The group felt it was essential that researchers, pathologists, epidemiologists and clinicians understood that ovarian cancer is a general term for a series of molecularly and etiologically distinct diseases that simply share an anatomical location. Recent pathological and genomic findings indicate that many ovarian cancers are derived from non-ovarian tissues and that the different histotypes share few molecular similarities (Figure 2)4. For example, the distal fallopian tube has been identified as a source of high-grade serous ovarian cancers5–7. The relative importance of the fallopian tube versus the ovarian surface epithelium in the genesis of high-grade serous ovarian cancers is still debated, however, the finding has important implications for screening, prevention and understanding the molecular biology of the disease. Clear cell and endometrioid cancers have a strong epidemiological link with endometriosis. High frequency somatic mutations of the PI3K catalytic subunit PIK3CA and AT-rich interactive domain-containing protein 1A (ARID1A) in adjacent endometriotic lesions link endometriosis, clear cell and endometrioid cancers8–10. The majority of invasive mucinous cancers are metastases to the ovary11,12,13. Improved histotype classification using immunological markers and genomic studies has shown that many tumors previously designated high-grade endometrioid cancers should be classified as serous cancers14–16. Low-grade invasive tumors are still regarded as ovarian-derived, but the initiating cells are unknown and it is possible that their site of origin will be re-evaluated in the future. Nevertheless, it is clear that serous borderline cancers are not precursor lesions for the majority of high-grade serous ovarian cancer, as they have a distinct spectrum of mutational events17.

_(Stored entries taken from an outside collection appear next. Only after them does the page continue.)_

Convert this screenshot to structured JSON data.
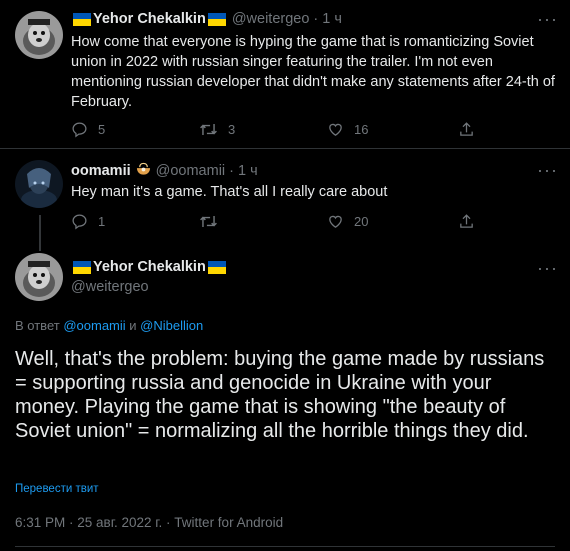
{
  "tweets": [
    {
      "display_name": "Yehor Chekalkin",
      "handle": "@weitergeo",
      "separator": "·",
      "time": "1 ч",
      "text": "How come that everyone is hyping the game that is romanticizing Soviet union in 2022 with russian singer featuring the trailer. I'm not even mentioning russian developer that didn't make any statements after 24-th of February.",
      "replies": "5",
      "retweets": "3",
      "likes": "16"
    },
    {
      "display_name": "oomamii",
      "handle": "@oomamii",
      "separator": "·",
      "time": "1 ч",
      "text": "Hey man it's a game. That's all I really care about",
      "replies": "1",
      "retweets": "",
      "likes": "20"
    }
  ],
  "main_tweet": {
    "display_name": "Yehor Chekalkin",
    "handle": "@weitergeo",
    "reply_prefix": "В ответ",
    "reply_user1": "@oomamii",
    "reply_and": "и",
    "reply_user2": "@Nibellion",
    "text": "Well, that's the problem: buying the game made by russians = supporting russia and genocide in Ukraine with your money. Playing the game that is showing \"the beauty of Soviet union\" = normalizing all the horrible things they did.",
    "translate_label": "Перевести твит",
    "meta": "6:31 PM · 25 авг. 2022 г. · Twitter for Android"
  },
  "icons": {
    "more": "more-dots-icon",
    "reply": "reply-icon",
    "retweet": "retweet-icon",
    "like": "heart-icon",
    "share": "share-icon",
    "flag": "ukraine-flag-icon",
    "emoji": "ramen-bowl-icon"
  },
  "colors": {
    "background": "#000000",
    "text": "#e7e9ea",
    "muted": "#71767b",
    "link": "#1d9bf0",
    "flag_blue": "#0057b7",
    "flag_yellow": "#ffd700"
  }
}
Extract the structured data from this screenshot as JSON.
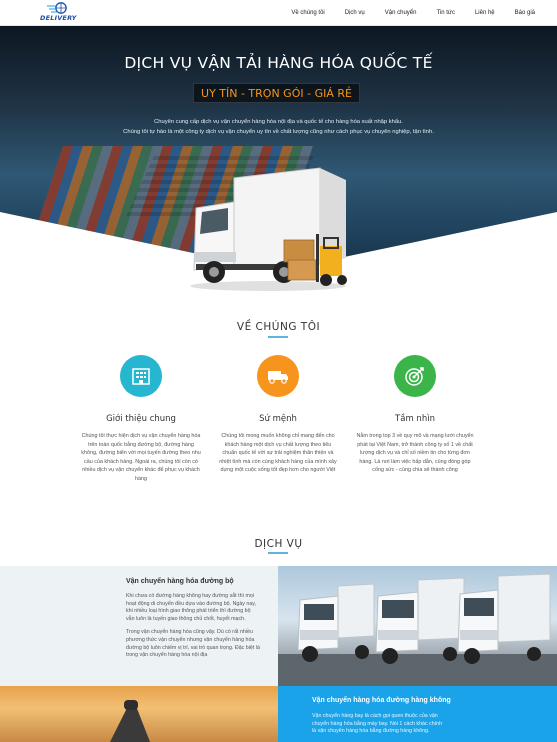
{
  "brand": {
    "logo_text": "DELIVERY"
  },
  "nav": {
    "items": [
      {
        "label": "Về chúng tôi"
      },
      {
        "label": "Dịch vụ"
      },
      {
        "label": "Vận chuyển"
      },
      {
        "label": "Tin tức"
      },
      {
        "label": "Liên hệ"
      },
      {
        "label": "Báo giá"
      }
    ]
  },
  "hero": {
    "title": "DỊCH VỤ VẬN TẢI HÀNG HÓA QUỐC TẾ",
    "badge": "UY TÍN - TRỌN GÓI - GIÁ RẺ",
    "sub_line1": "Chuyên cung cấp dịch vụ vận chuyển hàng hóa nội địa và quốc tế cho hàng hóa xuất nhập khẩu.",
    "sub_line2": "Chúng tôi tự hào là một công ty dịch vụ vận chuyển uy tín về chất lượng cũng như cách phục vụ chuyên nghiệp, tận tình."
  },
  "about": {
    "title": "VỀ CHÚNG TÔI",
    "features": [
      {
        "title": "Giới thiệu chung",
        "icon": "building-icon",
        "color": "#26b6cf",
        "text": "Chúng tôi thực hiện dịch vụ vận chuyển hàng hóa trên toàn quốc bằng đường bộ, đường hàng không, đường biển với mọi tuyến đường theo nhu cầu của khách hàng. Ngoài ra, chúng tôi còn có nhiều dịch vụ vận chuyển khác để phục vụ khách hàng"
      },
      {
        "title": "Sứ mệnh",
        "icon": "truck-icon",
        "color": "#f7941d",
        "text": "Chúng tôi mong muốn không chỉ mang đến cho khách hàng một dịch vụ chất lượng theo tiêu chuẩn quốc tế với sự trải nghiệm thân thiện và nhiệt tình mà còn cùng khách hàng của mình xây dựng một cuộc sống tốt đẹp hơn cho người Việt"
      },
      {
        "title": "Tầm nhìn",
        "icon": "target-icon",
        "color": "#3bb54a",
        "text": "Nằm trong top 3 về quy mô và mạng lưới chuyển phát tại Việt Nam, trở thành công ty số 1 về chất lượng dịch vụ và chỉ số niềm tin cho từng đơn hàng. Là nơi làm việc hấp dẫn, cùng đóng góp cống sức - cùng chia sẻ thành công"
      }
    ]
  },
  "services": {
    "title": "DỊCH VỤ",
    "road": {
      "title": "Vận chuyển hàng hóa đường bộ",
      "p1": "Khi chưa có đường hàng không hay đường sắt thì mọi hoạt động di chuyển đều dựa vào đường bộ. Ngày nay, khi nhiều loại hình giao thông phát triển thì đường bộ vẫn luôn là tuyến giao thông chủ chốt, huyết mạch.",
      "p2": "Trong vận chuyển hàng hóa cũng vậy. Dù có rất nhiều phương thức vận chuyển nhưng vận chuyển hàng hóa đường bộ luôn chiếm vị trí, vai trò quan trọng. Đặc biệt là trong vận chuyển hàng hóa nội địa"
    },
    "air": {
      "title": "Vận chuyển hàng hóa đường hàng không",
      "text": "Vận chuyển hàng bay là cách gọi quen thuộc của vận chuyển hàng hóa bằng máy bay. Nói 1 cách khác chính là vận chuyển hàng hóa bằng đường hàng không."
    }
  }
}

Further sub-classification of histotypes is based on signaling pathway activation18, genomic events or gene expression profiling19. Some ovarian cancers have more in common with certain types of renal or breast cancer than other ovarian histologies. For example, high-grade serous ovarian cancers share genomic and transcriptional features with basal-like breast cancers17, 20. Ovarian clear cell cancers have similar expression phenotypes to renal and uterine clear cell cancers21, and women with ovarian clear cell cancer may benefit from the use of drugs such as sunitinib that are active in renal cancer patients22. Taking a rigorous view, the ovarian histotypes should be regarded as distinct diseases, as their cell of origin, epidemiology, and driver mutations are quite different.
The term ‘ovarian cancer’ is therefore misleading. It is not a single disease, and a significant proportion of tumours may not arise from ovarian tissue. The unifying clinical feature is frequent loco-regional dissemination to the ovary and related pelvic organs. We considered whether ‘ovarian cancer’ should be replaced with ‘pelvic’ or ‘peritoneal’ cancer but recognised the confusion that might ensue for patients, physicians and the literature, especially during a transition period. It is appropriate to allow the changed view to become more widely understood before the term is abandoned.
The second action point was that there should be a shift in the emphasis from Phase III to nimble, earlier phase trials that explicitly include molecular studies. Given the differences in ovarian cancer subtypes, clinical trials should no longer aggregate the various histologies. Trial design should also consider molecular parallels with other solid cancers. Clinical reporting and scientific publications should use reproducible diagnostic methods and standardized terms for these disease entities23. The current single approach to treatment should rapidly evolve to evidence-based stratification based on molecular drivers and histotype-specific treatments.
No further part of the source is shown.